Flora and Fauna in the Rhine Valley
The wending Rhine starts in the high reaches of Switzerland, crashes into Austria and then glides through Germany and France before descending to low-lying Holland to join the sea. Wouldill you be the same after you’ve made that trip? No, you’d change along the way, as do the plants and animals that call the Rhine region home.
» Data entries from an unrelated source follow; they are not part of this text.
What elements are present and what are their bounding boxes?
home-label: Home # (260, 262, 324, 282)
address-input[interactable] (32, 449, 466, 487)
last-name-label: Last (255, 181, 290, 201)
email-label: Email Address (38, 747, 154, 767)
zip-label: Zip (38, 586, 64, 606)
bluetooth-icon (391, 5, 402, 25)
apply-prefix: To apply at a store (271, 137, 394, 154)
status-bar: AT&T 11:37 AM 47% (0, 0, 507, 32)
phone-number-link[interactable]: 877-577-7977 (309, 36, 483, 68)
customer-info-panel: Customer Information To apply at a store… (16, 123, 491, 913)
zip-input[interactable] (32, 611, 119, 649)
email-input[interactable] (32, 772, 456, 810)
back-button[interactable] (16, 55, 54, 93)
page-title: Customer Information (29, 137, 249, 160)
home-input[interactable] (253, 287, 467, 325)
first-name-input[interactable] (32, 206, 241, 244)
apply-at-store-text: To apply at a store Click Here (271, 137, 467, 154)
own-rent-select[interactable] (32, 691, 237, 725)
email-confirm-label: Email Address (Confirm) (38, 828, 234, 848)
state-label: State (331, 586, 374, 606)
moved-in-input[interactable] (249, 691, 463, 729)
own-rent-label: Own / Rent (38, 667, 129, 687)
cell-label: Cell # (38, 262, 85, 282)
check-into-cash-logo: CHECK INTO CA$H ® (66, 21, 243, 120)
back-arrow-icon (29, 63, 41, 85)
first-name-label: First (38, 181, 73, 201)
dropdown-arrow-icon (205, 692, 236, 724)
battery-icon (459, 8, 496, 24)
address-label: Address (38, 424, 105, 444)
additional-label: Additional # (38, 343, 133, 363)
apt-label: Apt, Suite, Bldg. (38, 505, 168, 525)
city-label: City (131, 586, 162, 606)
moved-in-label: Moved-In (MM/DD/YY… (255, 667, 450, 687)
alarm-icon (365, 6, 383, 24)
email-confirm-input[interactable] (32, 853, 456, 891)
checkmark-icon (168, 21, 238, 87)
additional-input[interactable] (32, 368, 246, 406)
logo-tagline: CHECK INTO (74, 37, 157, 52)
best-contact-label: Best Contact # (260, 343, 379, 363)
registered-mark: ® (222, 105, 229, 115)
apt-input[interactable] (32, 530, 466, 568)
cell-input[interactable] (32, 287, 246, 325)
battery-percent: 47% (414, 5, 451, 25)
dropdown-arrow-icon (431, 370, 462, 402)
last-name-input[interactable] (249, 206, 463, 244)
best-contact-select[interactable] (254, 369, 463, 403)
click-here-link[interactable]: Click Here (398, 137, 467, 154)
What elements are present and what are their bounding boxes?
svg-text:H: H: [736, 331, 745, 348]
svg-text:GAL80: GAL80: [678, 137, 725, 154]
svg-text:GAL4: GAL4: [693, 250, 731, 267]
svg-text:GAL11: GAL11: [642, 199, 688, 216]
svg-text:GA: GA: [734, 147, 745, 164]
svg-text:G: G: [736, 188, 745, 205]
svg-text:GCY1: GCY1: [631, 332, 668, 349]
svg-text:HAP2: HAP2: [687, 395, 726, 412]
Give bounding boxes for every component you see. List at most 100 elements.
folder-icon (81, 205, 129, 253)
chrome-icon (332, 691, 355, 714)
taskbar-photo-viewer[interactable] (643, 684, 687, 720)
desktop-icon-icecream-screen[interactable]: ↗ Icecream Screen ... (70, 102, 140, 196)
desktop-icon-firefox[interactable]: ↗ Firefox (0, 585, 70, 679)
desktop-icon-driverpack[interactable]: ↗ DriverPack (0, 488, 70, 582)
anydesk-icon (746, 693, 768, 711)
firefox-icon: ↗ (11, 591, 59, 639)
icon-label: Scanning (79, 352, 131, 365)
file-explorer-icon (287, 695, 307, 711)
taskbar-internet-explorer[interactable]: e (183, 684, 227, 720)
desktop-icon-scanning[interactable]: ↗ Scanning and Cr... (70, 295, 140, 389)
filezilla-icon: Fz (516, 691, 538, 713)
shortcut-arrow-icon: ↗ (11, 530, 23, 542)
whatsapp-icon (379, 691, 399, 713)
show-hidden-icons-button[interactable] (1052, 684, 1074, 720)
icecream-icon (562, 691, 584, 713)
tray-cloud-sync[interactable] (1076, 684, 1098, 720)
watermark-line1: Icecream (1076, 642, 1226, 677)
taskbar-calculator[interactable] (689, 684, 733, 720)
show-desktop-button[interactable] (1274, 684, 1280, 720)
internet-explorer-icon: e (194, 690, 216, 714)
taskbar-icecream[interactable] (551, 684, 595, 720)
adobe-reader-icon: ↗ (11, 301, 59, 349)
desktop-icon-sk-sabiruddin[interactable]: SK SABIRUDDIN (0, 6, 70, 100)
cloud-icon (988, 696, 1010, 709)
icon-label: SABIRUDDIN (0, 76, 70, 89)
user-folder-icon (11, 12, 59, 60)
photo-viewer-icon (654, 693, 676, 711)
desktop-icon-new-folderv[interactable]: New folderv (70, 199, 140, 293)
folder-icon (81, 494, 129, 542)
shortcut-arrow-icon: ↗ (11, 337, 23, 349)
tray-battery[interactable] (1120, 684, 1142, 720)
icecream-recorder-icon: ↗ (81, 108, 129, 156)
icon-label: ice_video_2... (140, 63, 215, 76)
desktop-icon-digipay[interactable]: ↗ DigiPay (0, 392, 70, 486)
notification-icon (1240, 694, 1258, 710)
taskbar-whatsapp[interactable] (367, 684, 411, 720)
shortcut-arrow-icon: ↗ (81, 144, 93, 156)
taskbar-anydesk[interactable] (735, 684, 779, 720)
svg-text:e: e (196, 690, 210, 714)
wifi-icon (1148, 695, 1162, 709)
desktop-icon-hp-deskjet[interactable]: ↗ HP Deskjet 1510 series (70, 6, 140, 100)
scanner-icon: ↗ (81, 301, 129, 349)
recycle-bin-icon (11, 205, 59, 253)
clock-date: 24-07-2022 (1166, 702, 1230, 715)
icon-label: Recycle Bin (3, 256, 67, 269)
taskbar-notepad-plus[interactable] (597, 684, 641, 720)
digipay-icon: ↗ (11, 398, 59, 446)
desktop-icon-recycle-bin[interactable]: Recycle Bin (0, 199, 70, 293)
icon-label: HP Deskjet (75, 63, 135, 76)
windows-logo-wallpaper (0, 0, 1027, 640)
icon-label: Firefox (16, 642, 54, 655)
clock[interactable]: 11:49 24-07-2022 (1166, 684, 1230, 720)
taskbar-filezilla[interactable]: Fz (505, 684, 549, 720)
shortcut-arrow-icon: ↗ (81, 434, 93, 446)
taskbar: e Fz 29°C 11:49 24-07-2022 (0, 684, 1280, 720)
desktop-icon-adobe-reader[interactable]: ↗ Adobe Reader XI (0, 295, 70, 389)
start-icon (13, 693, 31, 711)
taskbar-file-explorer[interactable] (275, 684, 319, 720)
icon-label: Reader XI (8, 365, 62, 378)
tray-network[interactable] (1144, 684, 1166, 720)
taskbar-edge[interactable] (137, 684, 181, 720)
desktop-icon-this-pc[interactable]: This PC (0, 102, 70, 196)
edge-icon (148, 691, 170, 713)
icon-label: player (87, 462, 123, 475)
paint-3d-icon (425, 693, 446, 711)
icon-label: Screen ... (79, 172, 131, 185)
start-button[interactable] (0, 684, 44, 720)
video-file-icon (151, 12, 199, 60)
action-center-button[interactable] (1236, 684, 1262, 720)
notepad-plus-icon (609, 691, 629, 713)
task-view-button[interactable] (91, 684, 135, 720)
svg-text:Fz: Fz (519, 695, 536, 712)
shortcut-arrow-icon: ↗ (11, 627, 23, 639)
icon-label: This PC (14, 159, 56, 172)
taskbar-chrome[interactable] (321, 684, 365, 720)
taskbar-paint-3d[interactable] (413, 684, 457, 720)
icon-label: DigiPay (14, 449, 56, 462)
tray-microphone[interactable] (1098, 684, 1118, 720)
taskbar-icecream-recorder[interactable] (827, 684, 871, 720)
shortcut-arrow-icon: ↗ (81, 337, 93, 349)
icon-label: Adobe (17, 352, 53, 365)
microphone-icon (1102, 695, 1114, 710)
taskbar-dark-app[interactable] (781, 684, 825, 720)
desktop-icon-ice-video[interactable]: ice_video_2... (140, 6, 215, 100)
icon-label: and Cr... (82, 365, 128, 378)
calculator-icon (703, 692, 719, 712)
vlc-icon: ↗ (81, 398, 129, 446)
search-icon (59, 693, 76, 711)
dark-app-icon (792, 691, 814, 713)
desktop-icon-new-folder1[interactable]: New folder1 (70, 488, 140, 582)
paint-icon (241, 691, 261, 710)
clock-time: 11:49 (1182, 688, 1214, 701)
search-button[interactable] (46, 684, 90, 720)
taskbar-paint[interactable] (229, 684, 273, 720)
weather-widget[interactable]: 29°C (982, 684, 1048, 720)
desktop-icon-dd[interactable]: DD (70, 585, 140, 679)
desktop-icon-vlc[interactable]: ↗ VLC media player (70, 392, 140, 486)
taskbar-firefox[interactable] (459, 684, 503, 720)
Find out what happens along the way!
Yes, Austria is edelweiss – and gentian, alpine carnation, arnica, alpine rose, heather and much more. Animal-wise it is predominantly Central European: deer, stag, rabbit, pheasant, fox, badger, marten, partridge live here. Native to the mountains are the chamois, groundhog, eagle and mountain jackdaw. A vast bird population swoops around the reed beds of Lake Neusiedl (such as heron, spoonbill, scooper, and wild geese). Bears are back in the dense woods of the southern and central mountainous regions. Austria is one of Europe's most heavily wooded countries; look for oak, beech, fir, larch and pine, depending on your elevation. Austria's nature parks, include both rain - yes, rain - and virgin forests.
Watch out for bears in Switzerland – and we mean that in a good way. The bear pit, Bern's emblem, has been transformed into a large bear park where bears can climb, fish and play. With the help of infrared cameras, the bears can also be observed at night. The zoological gardens in the Dählhölzli Forest concentrates on European fauna such as otter, musk ox, lynx, wolf; bison, elk, reindeer, ibisare - free-flying butterflies for an exotic touch. Mountains, glaciers, and lakes in the Swiss countryside shelter specially adapted fauna and flora. In April and May the flowering bushes form a colorful, fragrant carpet in San Grato Park near Lugano.
Germany has remarkable natural landscapes. The world famous Black Forest is an area of mountains and forests of fir and pine and across high plateaus. Ferns and foxgloves carpet the woods, while broom and lupines flourish at the sides of the roads. The Schleswig-Holstein Wattenmeer National Park comprises third of the biggest contiguous area of mudflats in the world, which extend from Holland's North Sea coast as far as Denmark. The Wattenmeer is a habitat for around 3,200 animal species. Starfish, crabs, snails, mussels and mud worms all live along the water's edge and masses of migratory birds nest and roost here. The salt marshes support a wide variety of plants, including sea lavender, red fescue and sea plantain.
The plant most associated with Holland must be the tulip, introduced to unheralded success centuries ago. Visit in the springtime to see the fields striped with ribbons of tulips, hyacinths, daffodils. Other plants of note live in the wilder reaches of the Wadden Islands; on Ameland stroll through the nature reserve Het to see rare flower species. The Waddensea, thanks to its diverse tidal and marsh habitats, is teeming with different species. Put your wellies on, hire a guide, and go make their acquaintance!